Having finished the fret work just before Christmas, most of this week has been spent final sanding the body and neck to 220 grit to remove any remaining tool marks and minor dings. Because I will be using a water based lacquer I then damped the sanded timber to raise the grain, and then re-sanded with 220 grit paper. This will ensure that when the lacquer is sprayed the grain won’t fuzz up or warp in reaction to the moisture in the lacquer, particularly on the end grain or the figured maple of the neck.
Both the neck and the body were then treated to a coat of amber shellac (mixed to a 2 pound cut) primarily to act as a sealer, but in the case of the neck also to make the figure in the maple really pop. The result is that the birdseye, as well as some lovely and entirely unexpected flame, now really stand out. This neck, complete with the dyed sycamore laminate under the fretboard, and black pearl fret markers, should be very eye catching.

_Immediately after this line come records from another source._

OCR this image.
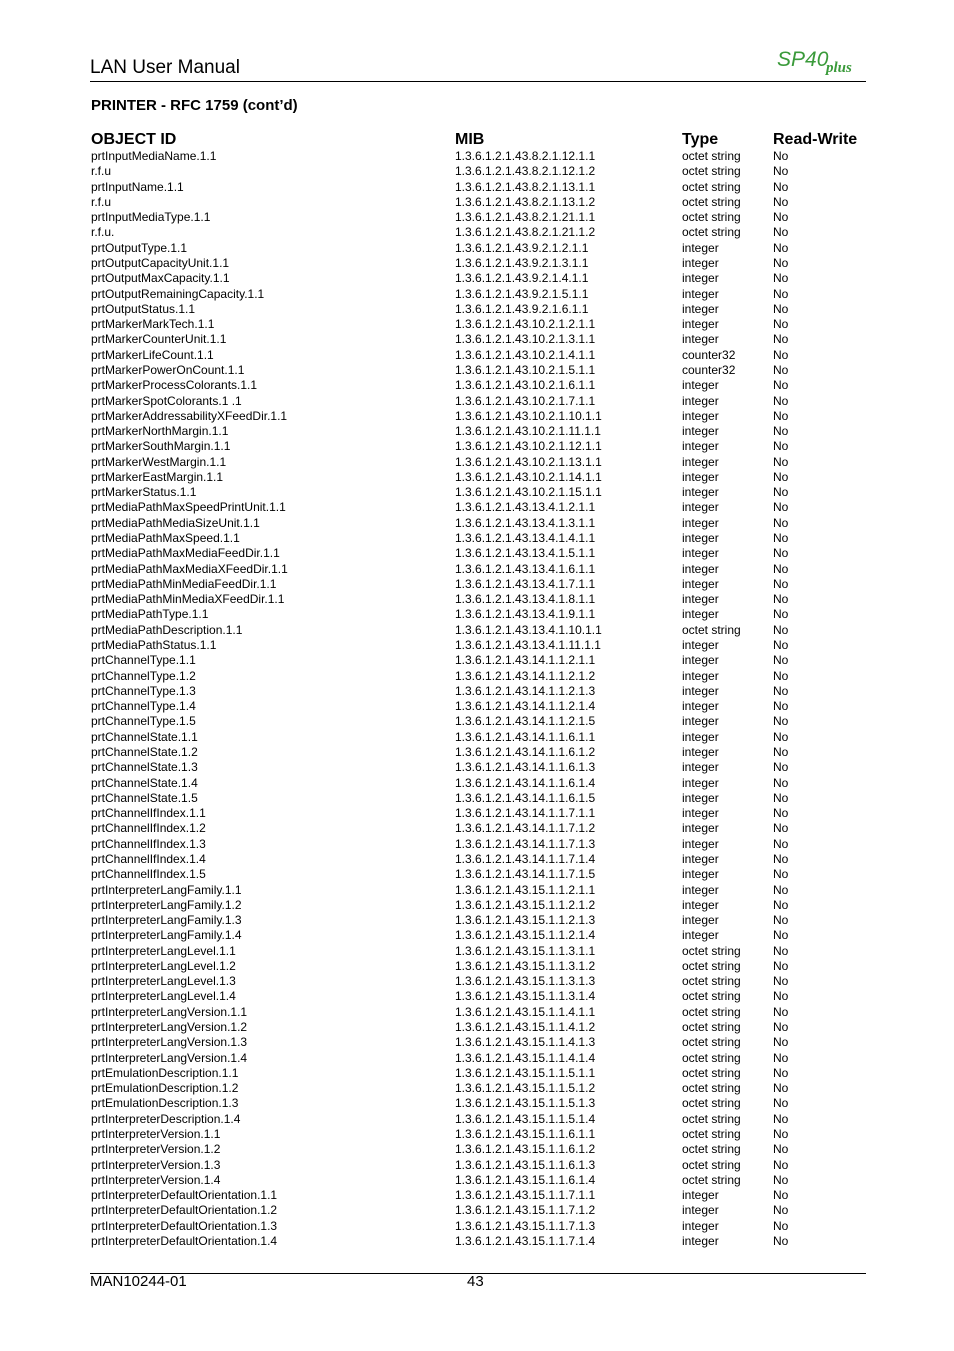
LAN User Manual	SP40
plus
PRINTER - RFC 1759 (cont’d)
OBJECT ID	MIB	Type	Read-Write
prtInputMediaName.1.1	1.3.6.1.2.1.43.8.2.1.12.1.1	octet string	No
r.f.u	1.3.6.1.2.1.43.8.2.1.12.1.2	octet string	No
prtInputName.1.1	1.3.6.1.2.1.43.8.2.1.13.1.1	octet string	No
r.f.u	1.3.6.1.2.1.43.8.2.1.13.1.2	octet string	No
prtInputMediaType.1.1	1.3.6.1.2.1.43.8.2.1.21.1.1	octet string	No
r.f.u.	1.3.6.1.2.1.43.8.2.1.21.1.2	octet string	No
prtOutputType.1.1	1.3.6.1.2.1.43.9.2.1.2.1.1	integer	No
prtOutputCapacityUnit.1.1	1.3.6.1.2.1.43.9.2.1.3.1.1	integer	No
prtOutputMaxCapacity.1.1	1.3.6.1.2.1.43.9.2.1.4.1.1	integer	No
prtOutputRemainingCapacity.1.1	1.3.6.1.2.1.43.9.2.1.5.1.1	integer	No
prtOutputStatus.1.1	1.3.6.1.2.1.43.9.2.1.6.1.1	integer	No
prtMarkerMarkTech.1.1	1.3.6.1.2.1.43.10.2.1.2.1.1	integer	No
prtMarkerCounterUnit.1.1	1.3.6.1.2.1.43.10.2.1.3.1.1	integer	No
prtMarkerLifeCount.1.1	1.3.6.1.2.1.43.10.2.1.4.1.1	counter32	No
prtMarkerPowerOnCount.1.1	1.3.6.1.2.1.43.10.2.1.5.1.1	counter32	No
prtMarkerProcessColorants.1.1	1.3.6.1.2.1.43.10.2.1.6.1.1	integer	No
prtMarkerSpotColorants.1 .1	1.3.6.1.2.1.43.10.2.1.7.1.1	integer	No
prtMarkerAddressabilityXFeedDir.1.1	1.3.6.1.2.1.43.10.2.1.10.1.1	integer	No
prtMarkerNorthMargin.1.1	1.3.6.1.2.1.43.10.2.1.11.1.1	integer	No
prtMarkerSouthMargin.1.1	1.3.6.1.2.1.43.10.2.1.12.1.1	integer	No
prtMarkerWestMargin.1.1	1.3.6.1.2.1.43.10.2.1.13.1.1	integer	No
prtMarkerEastMargin.1.1	1.3.6.1.2.1.43.10.2.1.14.1.1	integer	No
prtMarkerStatus.1.1	1.3.6.1.2.1.43.10.2.1.15.1.1	integer	No
prtMediaPathMaxSpeedPrintUnit.1.1	1.3.6.1.2.1.43.13.4.1.2.1.1	integer	No
prtMediaPathMediaSizeUnit.1.1	1.3.6.1.2.1.43.13.4.1.3.1.1	integer	No
prtMediaPathMaxSpeed.1.1	1.3.6.1.2.1.43.13.4.1.4.1.1	integer	No
prtMediaPathMaxMediaFeedDir.1.1	1.3.6.1.2.1.43.13.4.1.5.1.1	integer	No
prtMediaPathMaxMediaXFeedDir.1.1	1.3.6.1.2.1.43.13.4.1.6.1.1	integer	No
prtMediaPathMinMediaFeedDir.1.1	1.3.6.1.2.1.43.13.4.1.7.1.1	integer	No
prtMediaPathMinMediaXFeedDir.1.1	1.3.6.1.2.1.43.13.4.1.8.1.1	integer	No
prtMediaPathType.1.1	1.3.6.1.2.1.43.13.4.1.9.1.1	integer	No
prtMediaPathDescription.1.1	1.3.6.1.2.1.43.13.4.1.10.1.1	octet string	No
prtMediaPathStatus.1.1	1.3.6.1.2.1.43.13.4.1.11.1.1	integer	No
prtChannelType.1.1	1.3.6.1.2.1.43.14.1.1.2.1.1	integer	No
prtChannelType.1.2	1.3.6.1.2.1.43.14.1.1.2.1.2	integer	No
prtChannelType.1.3	1.3.6.1.2.1.43.14.1.1.2.1.3	integer	No
prtChannelType.1.4	1.3.6.1.2.1.43.14.1.1.2.1.4	integer	No
prtChannelType.1.5	1.3.6.1.2.1.43.14.1.1.2.1.5	integer	No
prtChannelState.1.1	1.3.6.1.2.1.43.14.1.1.6.1.1	integer	No
prtChannelState.1.2	1.3.6.1.2.1.43.14.1.1.6.1.2	integer	No
prtChannelState.1.3	1.3.6.1.2.1.43.14.1.1.6.1.3	integer	No
prtChannelState.1.4	1.3.6.1.2.1.43.14.1.1.6.1.4	integer	No
prtChannelState.1.5	1.3.6.1.2.1.43.14.1.1.6.1.5	integer	No
prtChannelIfIndex.1.1	1.3.6.1.2.1.43.14.1.1.7.1.1	integer	No
prtChannelIfIndex.1.2	1.3.6.1.2.1.43.14.1.1.7.1.2	integer	No
prtChannelIfIndex.1.3	1.3.6.1.2.1.43.14.1.1.7.1.3	integer	No
prtChannelIfIndex.1.4	1.3.6.1.2.1.43.14.1.1.7.1.4	integer	No
prtChannelIfIndex.1.5	1.3.6.1.2.1.43.14.1.1.7.1.5	integer	No
prtInterpreterLangFamily.1.1	1.3.6.1.2.1.43.15.1.1.2.1.1	integer	No
prtInterpreterLangFamily.1.2	1.3.6.1.2.1.43.15.1.1.2.1.2	integer	No
prtInterpreterLangFamily.1.3	1.3.6.1.2.1.43.15.1.1.2.1.3	integer	No
prtInterpreterLangFamily.1.4	1.3.6.1.2.1.43.15.1.1.2.1.4	integer	No
prtInterpreterLangLevel.1.1	1.3.6.1.2.1.43.15.1.1.3.1.1	octet string	No
prtInterpreterLangLevel.1.2	1.3.6.1.2.1.43.15.1.1.3.1.2	octet string	No
prtInterpreterLangLevel.1.3	1.3.6.1.2.1.43.15.1.1.3.1.3	octet string	No
prtInterpreterLangLevel.1.4	1.3.6.1.2.1.43.15.1.1.3.1.4	octet string	No
prtInterpreterLangVersion.1.1	1.3.6.1.2.1.43.15.1.1.4.1.1	octet string	No
prtInterpreterLangVersion.1.2	1.3.6.1.2.1.43.15.1.1.4.1.2	octet string	No
prtInterpreterLangVersion.1.3	1.3.6.1.2.1.43.15.1.1.4.1.3	octet string	No
prtInterpreterLangVersion.1.4	1.3.6.1.2.1.43.15.1.1.4.1.4	octet string	No
prtEmulationDescription.1.1	1.3.6.1.2.1.43.15.1.1.5.1.1	octet string	No
prtEmulationDescription.1.2	1.3.6.1.2.1.43.15.1.1.5.1.2	octet string	No
prtEmulationDescription.1.3	1.3.6.1.2.1.43.15.1.1.5.1.3	octet string	No
prtInterpreterDescription.1.4	1.3.6.1.2.1.43.15.1.1.5.1.4	octet string	No
prtInterpreterVersion.1.1	1.3.6.1.2.1.43.15.1.1.6.1.1	octet string	No
prtInterpreterVersion.1.2	1.3.6.1.2.1.43.15.1.1.6.1.2	octet string	No
prtInterpreterVersion.1.3	1.3.6.1.2.1.43.15.1.1.6.1.3	octet string	No
prtInterpreterVersion.1.4	1.3.6.1.2.1.43.15.1.1.6.1.4	octet string	No
prtInterpreterDefaultOrientation.1.1	1.3.6.1.2.1.43.15.1.1.7.1.1	integer	No
prtInterpreterDefaultOrientation.1.2	1.3.6.1.2.1.43.15.1.1.7.1.2	integer	No
prtInterpreterDefaultOrientation.1.3	1.3.6.1.2.1.43.15.1.1.7.1.3	integer	No
prtInterpreterDefaultOrientation.1.4	1.3.6.1.2.1.43.15.1.1.7.1.4	integer	No
MAN10244-01	43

Being an open pored wood, the swamp ash body then needed grain filling. I ragged on a transparent grain filler, and then removed the excess using an old credit card as a squeegee. Once the filler had dried overnight I sanded the filler back with 220 grit paper, and then gave another coat of shellac to really seal the filler in.
All that remains on this build is to spray the lacquer, and then do final set up once the guitar has been assembled, and I shall document both processes on this blog.